Note that I added stringsAsFactors = F to the read.csv() function to make sure the strings are indeed interpreted as strings and not factors. Using factors this would result in an error like this
In `[<-.factor`(`*tmp*`, i, value = c(NA, 2L, 3L, 1L)) :
invalid factor level, NA generated
Alternatively you can do the following without using a for loop:
idx <- which(dataset$Network == 'Moburst_Chartboost')
dataset$Campaign[idx] <- '1055'
Here, idx is a vector containing the positions where Network has the value 'Moburst_Chartboost'
thank you for the help! not elegant, but since this lingered with me when going to sleep last night i decided to try to bludgeon this with some ugly code but it worked too - just as a workaround...separated to two data frames, replaced all values and then binded back...
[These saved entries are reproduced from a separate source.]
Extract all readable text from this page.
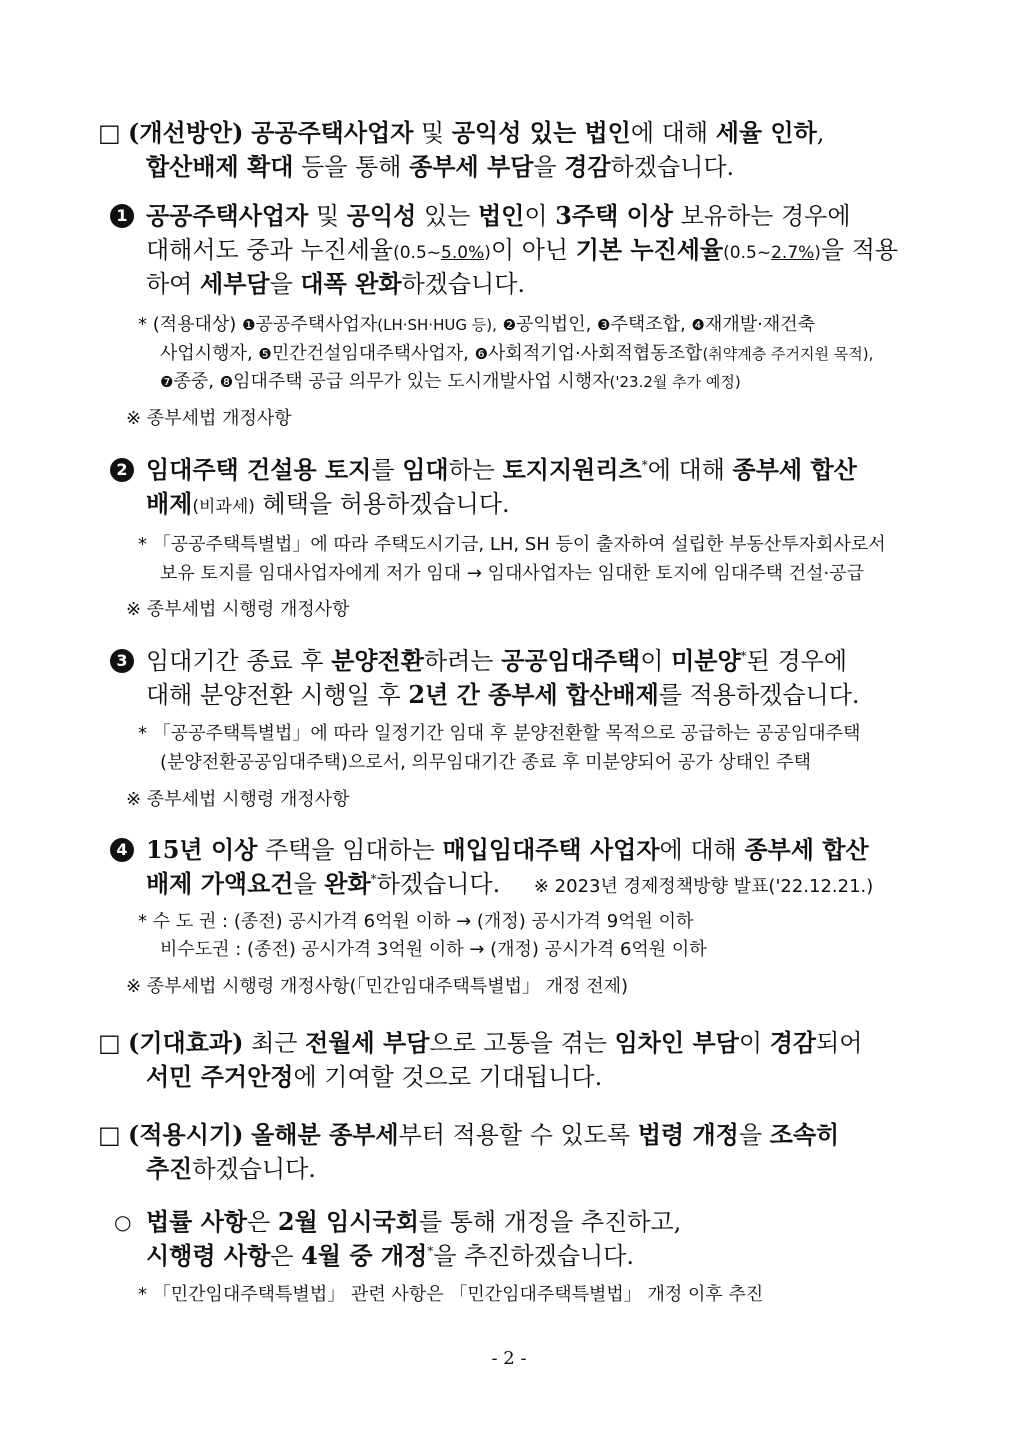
□ (개선방안) 공공주택사업자 및 공익성 있는 법인에 대해 세율 인하,
합산배제 확대 등을 통해 종부세 부담을 경감하겠습니다.
1 공공주택사업자 및 공익성 있는 법인이 3주택 이상 보유하는 경우에
대해서도 중과 누진세율(0.5~5.0%)이 아닌 기본 누진세율(0.5~2.7%)을 적용
하여 세부담을 대폭 완화하겠습니다.
* (적용대상) ❶공공주택사업자(LH·SH·HUG 등), ❷공익법인, ❸주택조합, ❹재개발·재건축
사업시행자, ❺민간건설임대주택사업자, ❻사회적기업·사회적협동조합(취약계층 주거지원 목적),
❼종중, ❽임대주택 공급 의무가 있는 도시개발사업 시행자('23.2월 추가 예정)
※ 종부세법 개정사항
2 임대주택 건설용 토지를 임대하는 토지지원리츠*에 대해 종부세 합산
배제(비과세) 혜택을 허용하겠습니다.
* 「공공주택특별법」에 따라 주택도시기금, LH, SH 등이 출자하여 설립한 부동산투자회사로서
보유 토지를 임대사업자에게 저가 임대 → 임대사업자는 임대한 토지에 임대주택 건설·공급
※ 종부세법 시행령 개정사항
3 임대기간 종료 후 분양전환하려는 공공임대주택이 미분양*된 경우에
대해 분양전환 시행일 후 2년 간 종부세 합산배제를 적용하겠습니다.
* 「공공주택특별법」에 따라 일정기간 임대 후 분양전환할 목적으로 공급하는 공공임대주택
(분양전환공공임대주택)으로서, 의무임대기간 종료 후 미분양되어 공가 상태인 주택
※ 종부세법 시행령 개정사항
4 15년 이상 주택을 임대하는 매입임대주택 사업자에 대해 종부세 합산
배제 가액요건을 완화*하겠습니다. ※ 2023년 경제정책방향 발표('22.12.21.)
* 수 도 권 : (종전) 공시가격 6억원 이하 → (개정) 공시가격 9억원 이하
비수도권 : (종전) 공시가격 3억원 이하 → (개정) 공시가격 6억원 이하
※ 종부세법 시행령 개정사항(「민간임대주택특별법」 개정 전제)
□ (기대효과) 최근 전월세 부담으로 고통을 겪는 임차인 부담이 경감되어
서민 주거안정에 기여할 것으로 기대됩니다.
□ (적용시기) 올해분 종부세부터 적용할 수 있도록 법령 개정을 조속히
추진하겠습니다.
○ 법률 사항은 2월 임시국회를 통해 개정을 추진하고,
시행령 사항은 4월 중 개정*을 추진하겠습니다.
* 「민간임대주택특별법」 관련 사항은 「민간임대주택특별법」 개정 이후 추진
- 2 -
# subsetting only chartboost
chartboost <- subset(dataset, dataset$Network=='Moburst_Chartboost')
# replace all values in Campaign
chartboost$Campaign <-sub("^.*", "1055",chartboost$Campaign)
#subsetting only "not chartboost"
notChartboost <-subset(dataset, dataset$Network!='Moburst_Chartboost')
# binding back to single dataframe
newSet <- rbind(chartboost, notChartboost)
Ugly as a duckling but worked :)